The Yubico AES mode does only work with a yubikey. The device returns a long data structure, that needs to be decrypted.
HOTP returns a 6 or 8 digit code. The algorithm uses a truncation to form the digit code. The digit code is created so that a user is able to read the code and type the code into a keyboard.
Thus: With Yubico AES mode you need to have a device that creates and inputs the one time password, while with HOTP you can always rely on the keyboard.
The Yubico AES mode increases two counters. A plug counter and a usage counter. This data is encrypted, then the encrypted value is sent for validation. Validation in this case means, that the encrypted value is decrypted and than the server verifies if the sent counters are bigger than the last counters, which the sever saw.
In HOTP mode the OTP value is calculated based on the counter. The server needs to perform the same operation like the OTP token. This is why you have this window thing. The token could be pressed without the value being sent to the server. The server knows the last value (counter=n) it saw. But it does not know, how many blank presses were performed on the OTP token. So the server needs to //try// n+1, n+2...

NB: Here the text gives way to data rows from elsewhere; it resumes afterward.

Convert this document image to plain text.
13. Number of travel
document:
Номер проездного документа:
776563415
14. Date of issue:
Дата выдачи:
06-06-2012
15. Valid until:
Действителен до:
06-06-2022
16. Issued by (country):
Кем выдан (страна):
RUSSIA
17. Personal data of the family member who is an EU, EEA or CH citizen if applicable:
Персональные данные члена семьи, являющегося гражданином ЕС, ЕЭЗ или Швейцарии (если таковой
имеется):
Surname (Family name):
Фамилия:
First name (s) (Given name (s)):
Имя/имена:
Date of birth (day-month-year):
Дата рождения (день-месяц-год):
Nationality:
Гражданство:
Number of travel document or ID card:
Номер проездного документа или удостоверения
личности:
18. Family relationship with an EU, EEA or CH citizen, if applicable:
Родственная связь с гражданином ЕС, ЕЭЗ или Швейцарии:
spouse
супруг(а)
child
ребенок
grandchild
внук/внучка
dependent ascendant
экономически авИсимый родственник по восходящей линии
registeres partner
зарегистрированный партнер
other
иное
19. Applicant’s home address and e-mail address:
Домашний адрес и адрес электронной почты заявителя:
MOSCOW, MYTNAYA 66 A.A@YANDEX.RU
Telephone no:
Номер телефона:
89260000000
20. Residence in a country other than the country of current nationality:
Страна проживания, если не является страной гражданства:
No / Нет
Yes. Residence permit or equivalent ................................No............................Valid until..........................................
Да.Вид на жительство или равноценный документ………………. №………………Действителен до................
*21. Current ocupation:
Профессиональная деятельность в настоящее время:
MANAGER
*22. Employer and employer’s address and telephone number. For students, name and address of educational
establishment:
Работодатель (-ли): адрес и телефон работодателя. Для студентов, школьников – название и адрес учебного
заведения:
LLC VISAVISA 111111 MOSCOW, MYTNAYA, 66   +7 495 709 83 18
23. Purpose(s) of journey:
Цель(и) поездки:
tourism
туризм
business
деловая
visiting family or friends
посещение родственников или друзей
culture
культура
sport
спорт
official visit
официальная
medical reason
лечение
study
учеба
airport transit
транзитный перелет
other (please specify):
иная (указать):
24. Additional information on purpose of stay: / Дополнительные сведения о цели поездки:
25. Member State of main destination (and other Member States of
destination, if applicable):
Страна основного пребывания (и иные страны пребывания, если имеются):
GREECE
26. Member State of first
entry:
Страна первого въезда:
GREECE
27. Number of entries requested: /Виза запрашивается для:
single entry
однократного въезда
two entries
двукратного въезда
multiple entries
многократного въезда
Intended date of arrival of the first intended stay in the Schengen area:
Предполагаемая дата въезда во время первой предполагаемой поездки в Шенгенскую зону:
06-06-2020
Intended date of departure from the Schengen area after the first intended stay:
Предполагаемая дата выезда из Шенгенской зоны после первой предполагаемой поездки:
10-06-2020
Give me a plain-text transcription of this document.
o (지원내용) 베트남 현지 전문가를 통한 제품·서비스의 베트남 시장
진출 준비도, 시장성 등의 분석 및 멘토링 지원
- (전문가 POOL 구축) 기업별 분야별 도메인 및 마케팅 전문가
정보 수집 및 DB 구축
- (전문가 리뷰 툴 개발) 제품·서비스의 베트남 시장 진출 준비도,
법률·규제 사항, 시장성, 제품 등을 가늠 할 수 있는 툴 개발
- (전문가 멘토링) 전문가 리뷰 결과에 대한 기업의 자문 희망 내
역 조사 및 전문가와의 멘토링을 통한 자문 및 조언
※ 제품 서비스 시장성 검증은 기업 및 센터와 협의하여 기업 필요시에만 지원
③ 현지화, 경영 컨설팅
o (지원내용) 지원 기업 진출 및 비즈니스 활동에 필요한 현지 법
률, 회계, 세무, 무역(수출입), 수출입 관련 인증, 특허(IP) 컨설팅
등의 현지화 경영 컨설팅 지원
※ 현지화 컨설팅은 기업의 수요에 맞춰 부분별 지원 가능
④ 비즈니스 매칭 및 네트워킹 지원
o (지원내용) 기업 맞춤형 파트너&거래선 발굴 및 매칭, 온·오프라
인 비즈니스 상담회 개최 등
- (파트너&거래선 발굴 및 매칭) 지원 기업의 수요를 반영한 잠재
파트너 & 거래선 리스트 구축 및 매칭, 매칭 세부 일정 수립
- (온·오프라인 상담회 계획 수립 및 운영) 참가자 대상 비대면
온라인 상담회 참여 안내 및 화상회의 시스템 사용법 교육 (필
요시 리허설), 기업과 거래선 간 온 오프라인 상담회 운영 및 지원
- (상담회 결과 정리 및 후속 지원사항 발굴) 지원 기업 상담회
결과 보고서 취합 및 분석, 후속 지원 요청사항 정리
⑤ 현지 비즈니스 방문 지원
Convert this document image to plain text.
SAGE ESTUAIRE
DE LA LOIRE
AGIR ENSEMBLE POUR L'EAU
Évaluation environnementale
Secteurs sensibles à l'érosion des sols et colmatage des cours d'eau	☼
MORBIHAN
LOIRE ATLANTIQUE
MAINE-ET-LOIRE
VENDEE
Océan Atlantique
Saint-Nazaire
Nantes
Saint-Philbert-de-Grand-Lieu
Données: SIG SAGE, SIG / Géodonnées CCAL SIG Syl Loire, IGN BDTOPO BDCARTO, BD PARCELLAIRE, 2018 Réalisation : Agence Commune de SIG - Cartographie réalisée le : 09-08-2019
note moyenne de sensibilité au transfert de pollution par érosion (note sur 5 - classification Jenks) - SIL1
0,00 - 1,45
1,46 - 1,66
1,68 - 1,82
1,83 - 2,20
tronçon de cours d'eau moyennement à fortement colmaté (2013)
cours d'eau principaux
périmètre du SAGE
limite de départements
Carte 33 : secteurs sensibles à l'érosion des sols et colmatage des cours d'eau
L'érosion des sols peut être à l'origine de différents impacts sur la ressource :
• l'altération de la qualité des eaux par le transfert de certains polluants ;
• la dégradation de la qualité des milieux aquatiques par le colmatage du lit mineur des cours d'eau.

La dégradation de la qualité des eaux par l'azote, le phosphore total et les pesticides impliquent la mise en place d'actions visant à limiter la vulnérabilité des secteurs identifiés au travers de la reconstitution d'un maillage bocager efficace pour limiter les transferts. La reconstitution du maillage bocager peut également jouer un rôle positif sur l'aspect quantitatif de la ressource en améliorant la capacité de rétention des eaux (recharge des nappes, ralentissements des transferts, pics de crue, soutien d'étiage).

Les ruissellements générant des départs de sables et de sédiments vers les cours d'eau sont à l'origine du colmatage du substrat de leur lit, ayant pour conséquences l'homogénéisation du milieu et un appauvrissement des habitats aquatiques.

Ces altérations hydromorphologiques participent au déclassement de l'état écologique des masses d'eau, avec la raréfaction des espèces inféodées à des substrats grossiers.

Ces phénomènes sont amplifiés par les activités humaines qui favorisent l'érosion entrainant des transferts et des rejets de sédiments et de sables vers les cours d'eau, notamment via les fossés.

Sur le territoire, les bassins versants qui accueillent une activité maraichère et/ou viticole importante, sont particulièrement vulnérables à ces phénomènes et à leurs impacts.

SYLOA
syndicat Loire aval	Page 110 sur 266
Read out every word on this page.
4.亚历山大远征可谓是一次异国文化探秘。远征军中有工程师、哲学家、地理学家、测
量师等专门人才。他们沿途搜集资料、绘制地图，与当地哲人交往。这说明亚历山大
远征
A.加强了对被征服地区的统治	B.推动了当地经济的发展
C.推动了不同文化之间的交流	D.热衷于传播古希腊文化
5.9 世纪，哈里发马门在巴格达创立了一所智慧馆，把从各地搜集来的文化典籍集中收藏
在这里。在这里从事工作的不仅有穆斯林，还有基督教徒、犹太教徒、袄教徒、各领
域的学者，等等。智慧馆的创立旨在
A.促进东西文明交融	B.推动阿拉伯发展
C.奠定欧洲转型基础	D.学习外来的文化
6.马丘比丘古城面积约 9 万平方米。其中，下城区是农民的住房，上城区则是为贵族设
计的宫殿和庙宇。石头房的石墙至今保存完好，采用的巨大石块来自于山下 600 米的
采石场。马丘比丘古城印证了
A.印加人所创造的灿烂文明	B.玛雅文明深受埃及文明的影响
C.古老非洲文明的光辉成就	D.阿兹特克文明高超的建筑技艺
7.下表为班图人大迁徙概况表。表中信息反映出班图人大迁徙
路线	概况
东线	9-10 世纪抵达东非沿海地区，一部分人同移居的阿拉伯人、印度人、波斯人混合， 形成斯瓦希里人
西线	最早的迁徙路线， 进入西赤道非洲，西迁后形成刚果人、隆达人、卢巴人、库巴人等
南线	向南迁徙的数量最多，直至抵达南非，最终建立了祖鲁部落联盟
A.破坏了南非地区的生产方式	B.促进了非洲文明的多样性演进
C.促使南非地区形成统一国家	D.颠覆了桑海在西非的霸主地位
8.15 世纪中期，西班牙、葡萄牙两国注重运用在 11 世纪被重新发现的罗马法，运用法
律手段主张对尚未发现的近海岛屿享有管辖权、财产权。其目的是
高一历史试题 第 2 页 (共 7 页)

The HOTP token can get "out of sync". The Yubico AES mode can not.
Yubico AES mode is well documented. But it is only implemented by the Yubikey. HOTP is standardized in RFC 4226.
Well don't ask me. I suppose that both AES and HMAC-SHA1 are sill strong algorithms...
...now you can decide which aspect is a pro and which one a cons. Usually it boils down to usability and the question if you have a USB port or not. The yubikey is one of the few hardware tokens, that can be initialized and thus you can keep control over your key material. Use a open source backend lile privacyIDEA to enroll and manage the tokens.